A chaque période de l'histoire, il y a eu des structures gouvernementales secondaires parallèles aux gouvernements primaires. Ces groupes de pouvoirs alternatifs, qui sont aussi appelés « états profonds » en notre temps, agissent parfois aux côtés du gouvernement en le soutenant et parfois, le devancent et lui posent des difficultés. Dans la Rome antique, le Sénat était composé de nobles et ces derniers ont équilibré le règne impérial des empereurs. Au Royaume-Uni, le Conseil privé, qui agit au-dessus du monarque, est au plus haut niveau de l'administration depuis le 12ème siècle. Il existe aussi des exemples de ces structures dans les livres saints ; le cercle proche de Pharaon qu’il consultait pour ses décisions et les administrateurs de la Reine de Sheba qu’elle consultait sur les questions militaires sont parmi ces exemples.
Tout au long de l'histoire, de nombreuses sociétés secrètes ou ouvertes ont eu ces caractéristiques. Il fut une période où l’Ordre du Temple ou la Rose-Croix, qui avaient un pouvoir de sanction sur les rois ou même sur le Vatican, étaient influents. Avec l'avènement du 18ème siècle, ces gouvernements parallèles ont commencé à exercer des pouvoirs constitutionnels.
A partir de la seconde moitié du 20ème siècle, les organisations supranationales ont émergé. Par exemple, les pays ont partagé leur pouvoir administratif avec les organisations multinationales telles que l'Organisation des Nations Unies, l'OTAN, l'Organisation du Traité de Varsovie ou à une époque plus tard, l'Union européenne. Les décisions prises à Moscou, à Bruxelles ou à New York ont été imposées sur la majeure partie du monde.

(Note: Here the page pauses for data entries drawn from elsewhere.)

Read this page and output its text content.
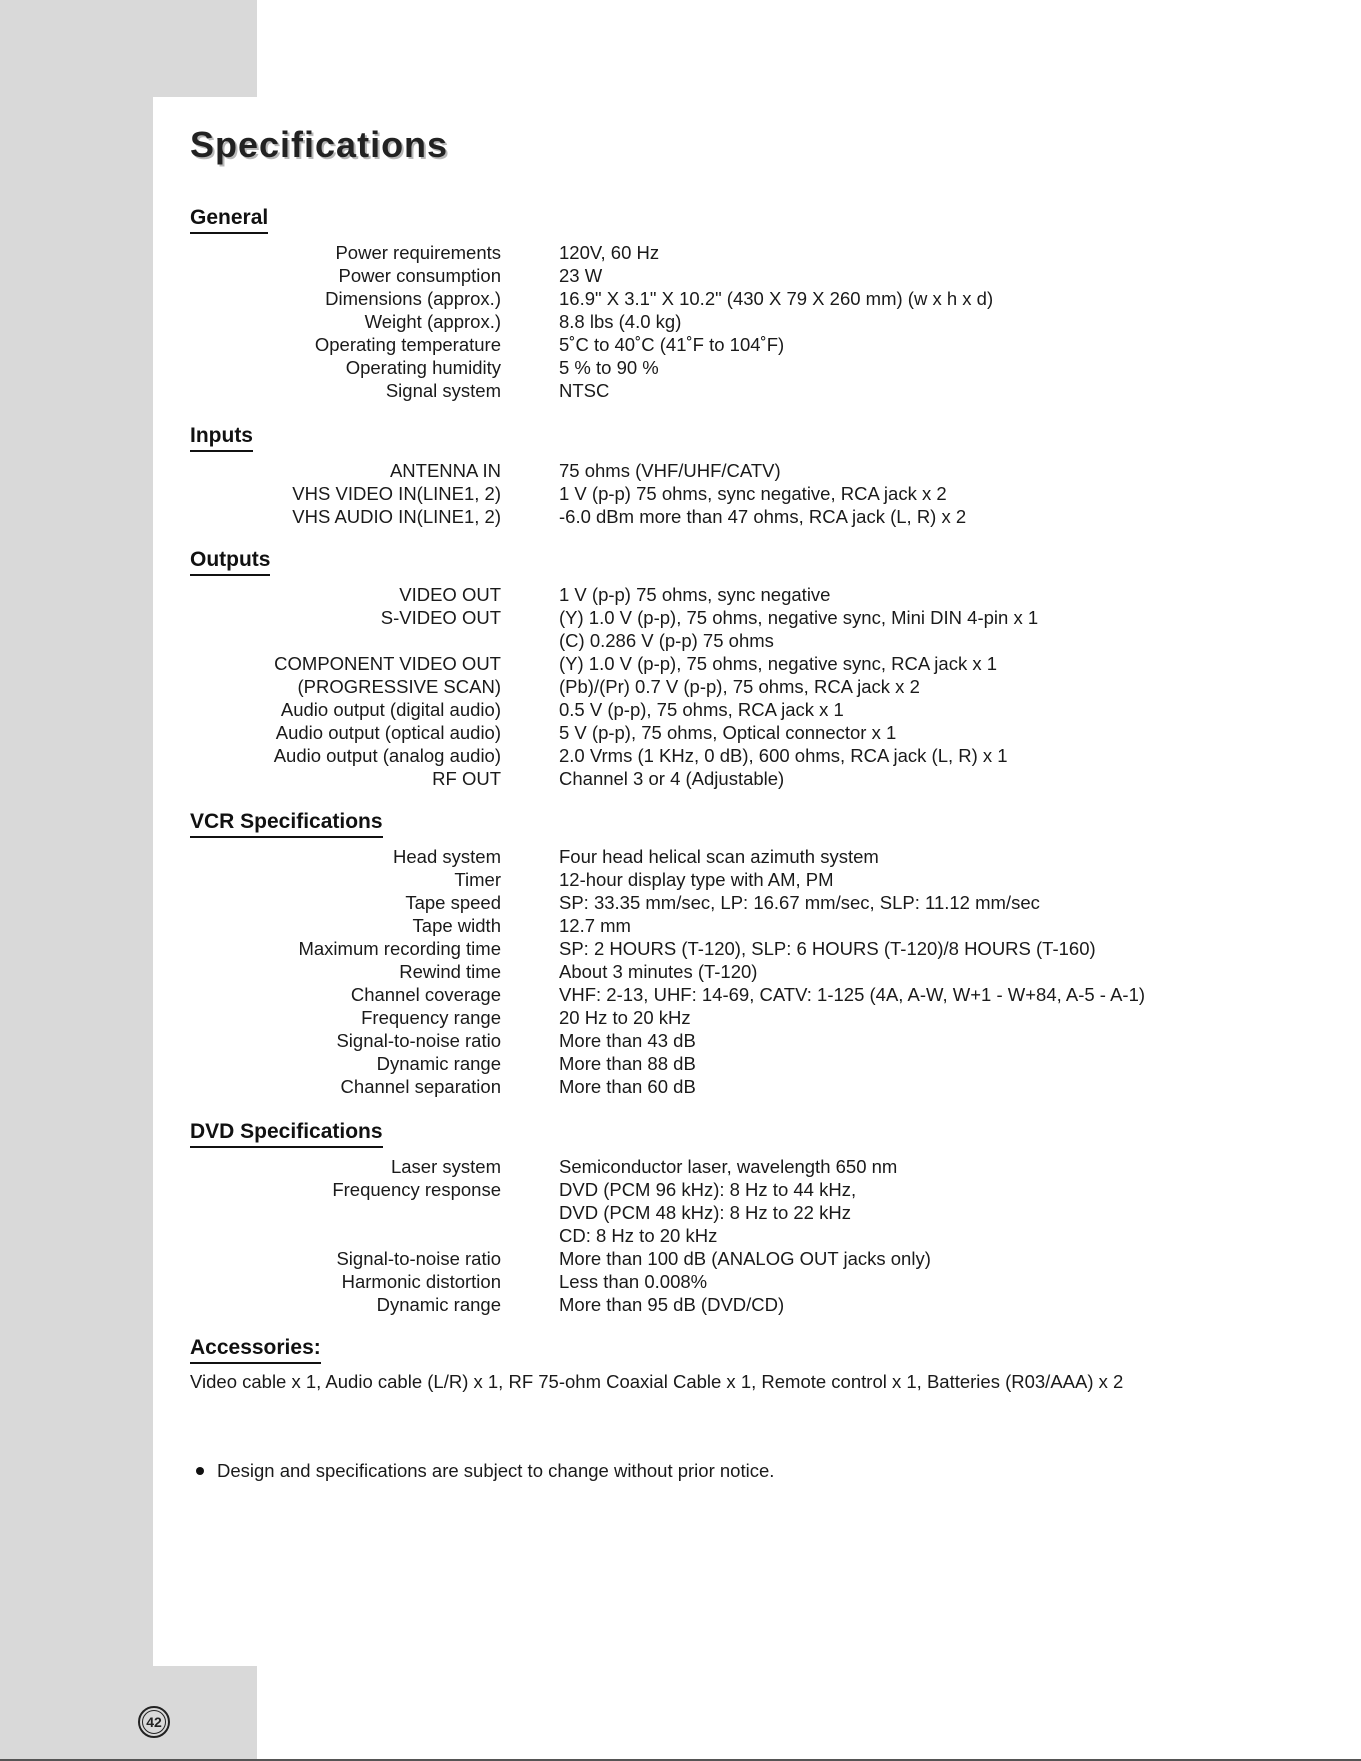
42
Specifications
General
Power requirements	120V, 60 Hz
Power consumption	23 W
Dimensions (approx.)	16.9" X 3.1" X 10.2" (430 X 79 X 260 mm) (w x h x d)
Weight (approx.)	8.8 lbs (4.0 kg)
Operating temperature	5˚C to 40˚C (41˚F to 104˚F)
Operating humidity	5 % to 90 %
Signal system	NTSC
Inputs
ANTENNA IN	75 ohms (VHF/UHF/CATV)
VHS VIDEO IN(LINE1, 2)	1 V (p-p) 75 ohms, sync negative, RCA jack x 2
VHS AUDIO IN(LINE1, 2)	-6.0 dBm more than 47 ohms, RCA jack (L, R) x 2
Outputs
VIDEO OUT	1 V (p-p) 75 ohms, sync negative
S-VIDEO OUT	(Y) 1.0 V (p-p), 75 ohms, negative sync, Mini DIN 4-pin x 1
(C) 0.286 V (p-p) 75 ohms
COMPONENT VIDEO OUT	(Y) 1.0 V (p-p), 75 ohms, negative sync, RCA jack x 1
(PROGRESSIVE SCAN)	(Pb)/(Pr) 0.7 V (p-p), 75 ohms, RCA jack x 2
Audio output (digital audio)	0.5 V (p-p), 75 ohms, RCA jack x 1
Audio output (optical audio)	5 V (p-p), 75 ohms, Optical connector x 1
Audio output (analog audio)	2.0 Vrms (1 KHz, 0 dB), 600 ohms, RCA jack (L, R) x 1
RF OUT	Channel 3 or 4 (Adjustable)
VCR Specifications
Head system	Four head helical scan azimuth system
Timer	12-hour display type with AM, PM
Tape speed	SP: 33.35 mm/sec, LP: 16.67 mm/sec, SLP: 11.12 mm/sec
Tape width	12.7 mm
Maximum recording time	SP: 2 HOURS (T-120), SLP: 6 HOURS (T-120)/8 HOURS (T-160)
Rewind time	About 3 minutes (T-120)
Channel coverage	VHF: 2-13, UHF: 14-69, CATV: 1-125 (4A, A-W, W+1 - W+84, A-5 - A-1)
Frequency range	20 Hz to 20 kHz
Signal-to-noise ratio	More than 43 dB
Dynamic range	More than 88 dB
Channel separation	More than 60 dB
DVD Specifications
Laser system	Semiconductor laser, wavelength 650 nm
Frequency response	DVD (PCM 96 kHz): 8 Hz to 44 kHz,
DVD (PCM 48 kHz): 8 Hz to 22 kHz
CD: 8 Hz to 20 kHz
Signal-to-noise ratio	More than 100 dB (ANALOG OUT jacks only)
Harmonic distortion	Less than 0.008%
Dynamic range	More than 95 dB (DVD/CD)
Accessories:
Video cable x 1, Audio cable (L/R) x 1, RF 75-ohm Coaxial Cable x 1, Remote control x 1, Batteries (R03/AAA) x 2
Design and specifications are subject to change without prior notice.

Après la guerre froide, un nouveau modèle a été développé dans lequel les groupes de réflexion sont passés au premier plan. Il semble que le 21ème siècle sera une période où les gouvernements seront dirigés par des groupes de réflexion et des organisations non-gouvernementales, qui sont leurs branches sur le terrain.
En fait, on sait maintenant que la CIA est presque contrôlée par Stratfor et la Rand Corporation. Chatham House du Royaume-Uni ou son petit frère américain, le Council on Foreign Relations, sont devenus les endroits où sont déterminées les politiques étrangères des nations. Les politiques économiques sont façonnées par notation par des sociétés comme Moody’s ou Standard & Poor's.

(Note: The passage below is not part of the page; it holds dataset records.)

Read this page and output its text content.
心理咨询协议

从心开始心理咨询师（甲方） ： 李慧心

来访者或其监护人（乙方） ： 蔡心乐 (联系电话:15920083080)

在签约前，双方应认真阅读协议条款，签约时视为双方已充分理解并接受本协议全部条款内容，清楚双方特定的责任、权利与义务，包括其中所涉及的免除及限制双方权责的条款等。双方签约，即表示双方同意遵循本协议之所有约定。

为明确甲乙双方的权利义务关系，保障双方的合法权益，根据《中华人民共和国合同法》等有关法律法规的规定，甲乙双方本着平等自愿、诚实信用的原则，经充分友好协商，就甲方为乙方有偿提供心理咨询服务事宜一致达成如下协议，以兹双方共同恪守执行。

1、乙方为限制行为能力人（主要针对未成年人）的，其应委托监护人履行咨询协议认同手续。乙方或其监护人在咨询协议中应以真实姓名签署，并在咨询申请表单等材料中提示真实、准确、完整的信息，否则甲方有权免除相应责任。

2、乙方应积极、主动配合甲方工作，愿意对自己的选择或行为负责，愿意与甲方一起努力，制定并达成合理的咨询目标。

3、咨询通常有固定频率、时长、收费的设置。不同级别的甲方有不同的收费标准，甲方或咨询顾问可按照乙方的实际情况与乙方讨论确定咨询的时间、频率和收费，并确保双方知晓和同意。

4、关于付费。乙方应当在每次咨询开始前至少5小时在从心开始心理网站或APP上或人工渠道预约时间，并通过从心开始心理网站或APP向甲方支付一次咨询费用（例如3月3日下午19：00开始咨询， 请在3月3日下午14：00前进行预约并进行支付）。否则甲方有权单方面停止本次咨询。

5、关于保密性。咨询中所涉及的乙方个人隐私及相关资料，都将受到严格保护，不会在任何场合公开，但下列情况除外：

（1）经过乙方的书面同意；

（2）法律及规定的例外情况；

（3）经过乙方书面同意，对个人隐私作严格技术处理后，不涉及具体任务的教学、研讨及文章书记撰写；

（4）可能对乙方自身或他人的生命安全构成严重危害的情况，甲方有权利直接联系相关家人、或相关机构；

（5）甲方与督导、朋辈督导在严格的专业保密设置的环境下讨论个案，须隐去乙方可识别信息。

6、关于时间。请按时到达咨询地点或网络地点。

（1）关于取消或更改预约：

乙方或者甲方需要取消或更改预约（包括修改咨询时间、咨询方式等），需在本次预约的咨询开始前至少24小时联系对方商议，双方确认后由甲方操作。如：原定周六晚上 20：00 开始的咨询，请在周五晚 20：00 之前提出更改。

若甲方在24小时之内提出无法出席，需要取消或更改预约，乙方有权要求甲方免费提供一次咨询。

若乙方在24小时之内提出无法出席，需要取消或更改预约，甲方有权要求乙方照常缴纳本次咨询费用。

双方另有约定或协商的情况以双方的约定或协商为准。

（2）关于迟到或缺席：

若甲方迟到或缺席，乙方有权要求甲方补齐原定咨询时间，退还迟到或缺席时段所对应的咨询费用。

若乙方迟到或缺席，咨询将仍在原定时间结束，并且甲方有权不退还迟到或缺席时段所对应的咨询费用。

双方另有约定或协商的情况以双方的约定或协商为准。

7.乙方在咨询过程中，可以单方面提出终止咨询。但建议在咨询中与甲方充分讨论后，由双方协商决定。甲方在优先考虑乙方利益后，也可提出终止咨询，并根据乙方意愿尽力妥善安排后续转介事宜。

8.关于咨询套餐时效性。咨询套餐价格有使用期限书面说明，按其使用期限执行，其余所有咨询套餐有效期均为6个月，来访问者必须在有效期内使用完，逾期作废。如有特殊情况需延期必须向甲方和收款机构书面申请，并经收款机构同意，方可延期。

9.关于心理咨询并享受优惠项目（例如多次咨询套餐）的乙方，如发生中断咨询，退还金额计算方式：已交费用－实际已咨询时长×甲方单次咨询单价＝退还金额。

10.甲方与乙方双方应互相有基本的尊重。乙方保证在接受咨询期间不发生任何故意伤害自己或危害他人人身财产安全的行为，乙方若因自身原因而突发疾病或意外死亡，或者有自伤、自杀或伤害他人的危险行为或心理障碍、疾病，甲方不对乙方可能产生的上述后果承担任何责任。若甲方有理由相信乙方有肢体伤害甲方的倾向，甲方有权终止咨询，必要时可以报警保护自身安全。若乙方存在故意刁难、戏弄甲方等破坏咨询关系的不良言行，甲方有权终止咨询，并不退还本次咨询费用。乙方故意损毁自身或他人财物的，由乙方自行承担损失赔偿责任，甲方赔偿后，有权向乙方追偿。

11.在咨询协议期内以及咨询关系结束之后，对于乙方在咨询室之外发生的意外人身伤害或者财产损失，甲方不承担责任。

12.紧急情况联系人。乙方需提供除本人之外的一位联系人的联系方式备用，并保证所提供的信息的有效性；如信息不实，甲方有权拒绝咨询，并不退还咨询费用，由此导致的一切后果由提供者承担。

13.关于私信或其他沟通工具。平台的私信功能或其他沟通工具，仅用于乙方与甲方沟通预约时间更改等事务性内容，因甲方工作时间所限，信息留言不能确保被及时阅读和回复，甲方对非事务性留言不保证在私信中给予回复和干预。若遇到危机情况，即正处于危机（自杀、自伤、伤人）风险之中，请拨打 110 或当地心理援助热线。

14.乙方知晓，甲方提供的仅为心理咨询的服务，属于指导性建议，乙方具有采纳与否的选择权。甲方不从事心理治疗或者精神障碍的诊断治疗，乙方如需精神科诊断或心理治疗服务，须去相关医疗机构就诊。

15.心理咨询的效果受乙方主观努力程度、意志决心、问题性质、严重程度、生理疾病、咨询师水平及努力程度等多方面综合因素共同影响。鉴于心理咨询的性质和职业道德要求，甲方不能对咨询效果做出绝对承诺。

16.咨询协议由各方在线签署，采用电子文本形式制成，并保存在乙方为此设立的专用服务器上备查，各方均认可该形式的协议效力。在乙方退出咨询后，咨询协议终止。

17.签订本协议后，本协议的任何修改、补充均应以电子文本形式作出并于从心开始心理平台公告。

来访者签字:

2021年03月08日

Ces soi-disant organisations indépendantes et à but non lucratif sont auto-autorisées. Elles ont atteint un pouvoir sans qu’elles aient à rendre de comptes. La Heritage Foundation, qui est considérée comme l'un des dix groupes de réflexion les plus influents du monde, élabore des politiques pour les gouvernements républicains des États-Unis. Avec ses bureaux à Washington, à Bruxelles, à Moscou, à Beyrouth, à Pékin et à New Delhi, la Carnegie Endowment est dans une position de centre d’influence mondial.
Générer des idées n'était pas la seule chose que faisaient les groupes de réflexion. Avec la fondation Open Society de George Soros en particulier, de nombreux groupes de réflexion ont élargi leurs opérations sur le terrain par le biais d’organisations non-gouvernementales. Ils ont exercé une pression réelle sur les gouvernements. La première activité de l’OTPOR, le groupe sur le terrain de la fondation Open Society, était de renverser le gouvernement de Milosevic en Serbie. Après cela, des pays comme la Géorgie, l'Ukraine, le Kirghizistan, la Biélorussie et la Moldavie ont connu de soi-disant mouvements publics nommés « révolutions de couleur ». Le printemps arabe qui a commencé en Tunisie et qui s’est rapidement propagé avait une base similaire. A travers ces rébellions, les idées générées par les différents groupes de réflexion ont été mises en pratique dans le domaine.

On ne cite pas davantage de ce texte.